Jessica Kirzane, Assistant Teaching Professor, Department of Germanic Studies
Jessica Kirzane didn’t start studying Yiddish until after her freshman year at college – when she was a summer intern at the Yiddish Book Center in Amherst, Massachusetts – but it didn’t take long for her to become hooked. .
“I fell in love not only with the literature and culture itself, but most of all with the community of academics and activists around it,” said Kirzane, who received his doctorate. from Columbia University. “It was something I wanted to be a part of and make my mark.”
She is now the only Yiddish language teacher at UChicago and teaches all levels of the language, from beginner language courses to advanced literature seminars.

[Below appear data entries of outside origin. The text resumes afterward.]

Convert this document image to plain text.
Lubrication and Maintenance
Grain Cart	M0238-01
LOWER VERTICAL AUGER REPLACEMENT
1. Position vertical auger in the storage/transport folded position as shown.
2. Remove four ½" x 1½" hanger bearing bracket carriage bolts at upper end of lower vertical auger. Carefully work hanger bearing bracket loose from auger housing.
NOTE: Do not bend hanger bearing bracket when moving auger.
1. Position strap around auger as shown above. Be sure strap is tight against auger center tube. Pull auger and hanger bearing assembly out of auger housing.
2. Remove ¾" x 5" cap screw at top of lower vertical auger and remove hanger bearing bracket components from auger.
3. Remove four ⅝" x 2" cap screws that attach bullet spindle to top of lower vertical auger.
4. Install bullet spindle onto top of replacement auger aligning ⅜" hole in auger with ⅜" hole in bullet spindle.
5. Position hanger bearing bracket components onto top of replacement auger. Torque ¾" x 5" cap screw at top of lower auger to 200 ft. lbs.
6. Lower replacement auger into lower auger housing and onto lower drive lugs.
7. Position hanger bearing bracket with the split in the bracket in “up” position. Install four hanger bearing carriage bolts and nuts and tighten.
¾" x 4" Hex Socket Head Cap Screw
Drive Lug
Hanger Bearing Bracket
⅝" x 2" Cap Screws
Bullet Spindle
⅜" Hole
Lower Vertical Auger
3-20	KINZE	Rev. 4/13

Her particular areas of interest are the representations of race, gender, and region in American Yiddish literature. She also works as a translator with a focus on translating female authors who have written in Yiddish.
Whether teaching in person or virtually, Kirzane works hard to cultivate a warm, confident and open environment where students feel free to positively engage with one another. During the COVID-19 pandemic, she implemented a reading buddy system in her basic classes.
“I wanted to give them a space where they could make a class friend and work through the classroom material without the intimidation or the top-down feeling of the instructor’s presence,” he said. she declared. “The students were on their own and I am very happy that I was able to help them connect with each other.”
Lucas Pinheiro, Lecturer, Collegiate Social Sciences Division
As an undergraduate student, Lucas Pinheiro took a one-year class on the classics of social and political thought, which served as his first introduction to political theory.
Two master’s degrees and a doctorate. in political science later, Pinheiro now teaches a similar course in the social science core of the College: “Classics of Social and Political Thought”.
“While teaching in classical classes, I have been able to impart to my students the value of reading classical texts which are often stimulating and not immediately appealing to everyone in my classes,” said Pinheiro. “My favorite part of teaching in the Core is also the most rewarding: helping intellectually curious students become self-reflective thinkers, clear communicators, and generous collaborators.”
In his courses, Pinheiro strives to provide students with the interpretative and analytical skills necessary to engage not only with complex political concepts, but also with the complex political world.
To this end, it aims to teach students to view disagreement not as a sign of misunderstanding, but as an essential aspect of critical thinking.
“I end the course on the same note as I started: by encouraging students to develop a relationship with reading and learning motivated by curiosity, patience, attention to detail and above all an openness to perspectives that might be at odds with theirs, “he said.